Science

Action video games sharpen eyes, study says

Taking aim with a virtual sniper rifle or rocket launcher in a first-person shooter game may actually improve vision, according to researchers at the University of Rochester.

Taking aim with a virtual sniper rifle or rocket launcher in a first-person shooter game can improve vision, according to researchers at the University of Rochester.

People who played action video games for a few hours a day over the course of a month improved their ability in a visual acuity test by about 20 per cent, said Daphne Bavelier, a professor of brain and cognitive sciences at the University of Rochester.

"Action video game play changes the way our brains process visual information," said Bavelier, whose research will appear next week in the journal Psychological Science.

"After just 30 hours, players showed a substantial increase in the spatial resolution of their vision, meaning they could see figures like those on an eye chart more clearly, even when other symbols crowded in."

Bavelier and graduate student Shawn Green tested college students with little or no experience in video games in the last year.

The researchers split their subjects into two groups: those who played Unreal Tournament, a first-person shooter game often decried for its graphic depiction of violence, and those who played the less visually complex Tetris video game.

The test was similar to ones used in ophthalmology clinics, with subjects asked to identify letters presented in a clutter.

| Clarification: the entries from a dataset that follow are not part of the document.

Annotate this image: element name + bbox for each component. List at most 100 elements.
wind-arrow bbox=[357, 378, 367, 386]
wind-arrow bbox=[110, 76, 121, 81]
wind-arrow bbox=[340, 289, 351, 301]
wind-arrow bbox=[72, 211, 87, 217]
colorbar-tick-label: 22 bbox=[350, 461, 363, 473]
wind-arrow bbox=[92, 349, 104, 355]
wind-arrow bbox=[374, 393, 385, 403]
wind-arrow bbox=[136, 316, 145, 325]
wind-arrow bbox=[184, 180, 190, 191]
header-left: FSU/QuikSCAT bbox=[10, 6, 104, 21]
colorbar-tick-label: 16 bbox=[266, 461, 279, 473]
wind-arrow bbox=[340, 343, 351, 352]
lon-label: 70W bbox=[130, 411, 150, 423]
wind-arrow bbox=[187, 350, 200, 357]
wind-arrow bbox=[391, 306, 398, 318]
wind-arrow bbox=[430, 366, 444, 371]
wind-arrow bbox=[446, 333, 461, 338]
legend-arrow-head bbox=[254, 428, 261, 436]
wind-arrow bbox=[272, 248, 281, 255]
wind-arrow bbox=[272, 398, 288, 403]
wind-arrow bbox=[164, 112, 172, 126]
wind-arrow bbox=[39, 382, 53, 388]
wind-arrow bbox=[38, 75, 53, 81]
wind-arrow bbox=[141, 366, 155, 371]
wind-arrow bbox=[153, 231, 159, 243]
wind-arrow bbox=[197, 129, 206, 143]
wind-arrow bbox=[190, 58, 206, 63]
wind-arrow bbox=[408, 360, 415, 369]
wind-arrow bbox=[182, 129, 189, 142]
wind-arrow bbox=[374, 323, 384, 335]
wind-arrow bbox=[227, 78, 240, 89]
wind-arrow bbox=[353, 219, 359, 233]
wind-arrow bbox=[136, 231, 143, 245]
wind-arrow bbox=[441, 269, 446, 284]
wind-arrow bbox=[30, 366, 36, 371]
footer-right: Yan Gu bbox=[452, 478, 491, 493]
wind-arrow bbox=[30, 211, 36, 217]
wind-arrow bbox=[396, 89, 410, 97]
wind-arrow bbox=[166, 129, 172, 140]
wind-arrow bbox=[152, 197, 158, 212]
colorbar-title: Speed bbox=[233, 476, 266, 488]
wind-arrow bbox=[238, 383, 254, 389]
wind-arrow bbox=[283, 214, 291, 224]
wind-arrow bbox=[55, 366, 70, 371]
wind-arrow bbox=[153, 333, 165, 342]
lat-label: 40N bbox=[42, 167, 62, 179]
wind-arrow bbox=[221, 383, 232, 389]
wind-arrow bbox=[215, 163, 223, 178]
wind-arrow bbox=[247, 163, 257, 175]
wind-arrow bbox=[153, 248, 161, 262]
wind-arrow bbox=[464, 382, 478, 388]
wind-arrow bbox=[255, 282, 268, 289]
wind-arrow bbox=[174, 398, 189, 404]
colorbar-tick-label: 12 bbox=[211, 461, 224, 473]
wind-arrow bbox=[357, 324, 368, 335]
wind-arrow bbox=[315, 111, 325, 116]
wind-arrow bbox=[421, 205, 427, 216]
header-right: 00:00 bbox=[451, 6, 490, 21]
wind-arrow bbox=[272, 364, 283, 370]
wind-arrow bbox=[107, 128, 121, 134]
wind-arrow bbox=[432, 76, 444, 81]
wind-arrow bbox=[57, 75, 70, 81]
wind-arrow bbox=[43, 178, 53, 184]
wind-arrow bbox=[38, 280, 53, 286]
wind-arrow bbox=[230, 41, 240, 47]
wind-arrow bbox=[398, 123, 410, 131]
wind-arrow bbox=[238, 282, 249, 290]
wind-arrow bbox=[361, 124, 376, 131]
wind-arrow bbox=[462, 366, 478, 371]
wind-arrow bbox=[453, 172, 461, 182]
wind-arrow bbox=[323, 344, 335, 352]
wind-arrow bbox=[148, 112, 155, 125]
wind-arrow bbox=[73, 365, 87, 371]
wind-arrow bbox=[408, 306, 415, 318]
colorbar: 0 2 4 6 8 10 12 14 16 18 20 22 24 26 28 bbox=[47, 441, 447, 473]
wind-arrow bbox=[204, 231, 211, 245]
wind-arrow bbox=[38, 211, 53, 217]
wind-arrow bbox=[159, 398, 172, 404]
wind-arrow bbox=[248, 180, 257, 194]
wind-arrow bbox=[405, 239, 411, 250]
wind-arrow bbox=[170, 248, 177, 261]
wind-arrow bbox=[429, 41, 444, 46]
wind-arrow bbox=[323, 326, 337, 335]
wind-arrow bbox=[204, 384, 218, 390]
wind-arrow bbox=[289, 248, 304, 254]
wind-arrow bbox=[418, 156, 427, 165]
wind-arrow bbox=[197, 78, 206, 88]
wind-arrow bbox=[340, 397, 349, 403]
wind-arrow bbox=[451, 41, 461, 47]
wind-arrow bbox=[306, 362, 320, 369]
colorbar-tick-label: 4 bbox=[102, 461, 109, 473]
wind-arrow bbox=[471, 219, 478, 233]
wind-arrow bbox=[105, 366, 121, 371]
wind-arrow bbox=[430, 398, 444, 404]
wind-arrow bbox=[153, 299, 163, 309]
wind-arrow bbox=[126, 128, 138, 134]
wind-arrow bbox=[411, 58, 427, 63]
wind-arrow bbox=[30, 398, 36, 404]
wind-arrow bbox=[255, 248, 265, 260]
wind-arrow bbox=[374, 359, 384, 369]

While the Tetris players showed no noticeable improvement in visual acuity, the Unreal tournament players showed improvement in the centre and at the periphery of their vision, areas the researchers said people are not "trained" to develop.

"When people play action games, they're changing the brain's pathway responsible for visual processing," said Bavelier. "These games push the human visual system to the limits and the brain adapts to it. That learning carries over into other activities and possibly everyday life."

The researchers hope the discovery may help train people with visual limitations to develop their visual acuity through software designed to reproduce the action video game's need to identify objects quickly.

The study was Bavelier's latest attempt to quantify the impact of video game play on our senses.

In 2003, she used psychological tests to measure a subject's ability to recognize and interpret shapes of quickly flashed objects and found action video gamers could cope with more distractions and process fast-changing visual information more efficiently.